Britton states his central theme in his Introduction: “The theme of this book is that we think in models” (p. xv). The philosopher of science, R. B. Braitwaite, developed the concept of scientific deductive systems. These are “propositions in mathematical terms” (p. xv), and Braitwaite believed that we turn these into models. Britton, on the other hand, reverses this thinking, stating “that we think in models first and that some people make an abstraction of this on a logical, deductive basis” (p. xv). Influenced by Lakoff and Johnson, Britton sees these models as having an underlying preverbal metaphorical structure.

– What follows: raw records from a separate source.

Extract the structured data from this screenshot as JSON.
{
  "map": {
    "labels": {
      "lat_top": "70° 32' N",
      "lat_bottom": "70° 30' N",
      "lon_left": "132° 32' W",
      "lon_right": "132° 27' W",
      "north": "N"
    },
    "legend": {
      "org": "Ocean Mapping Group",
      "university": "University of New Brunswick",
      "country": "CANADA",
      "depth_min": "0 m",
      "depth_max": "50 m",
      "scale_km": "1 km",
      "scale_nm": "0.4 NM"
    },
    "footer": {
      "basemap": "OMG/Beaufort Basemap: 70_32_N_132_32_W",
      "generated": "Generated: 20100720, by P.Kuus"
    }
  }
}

These underlying metaphorical structures, or unconscious models, lead human beings to assume that their belief systems are based on fact; this, of course, is an illusion, as these belief systems are in actuality built upon assumptions that are then taken as fact. Where Britton is at his best is when he delves into ideas that go to a depth well beyond most writers. For example, with regard to models and belief systems, he turns to Wilfred Trotter, the British surgeon from the late 19th and early 20th centuries who also wrote about social psychology.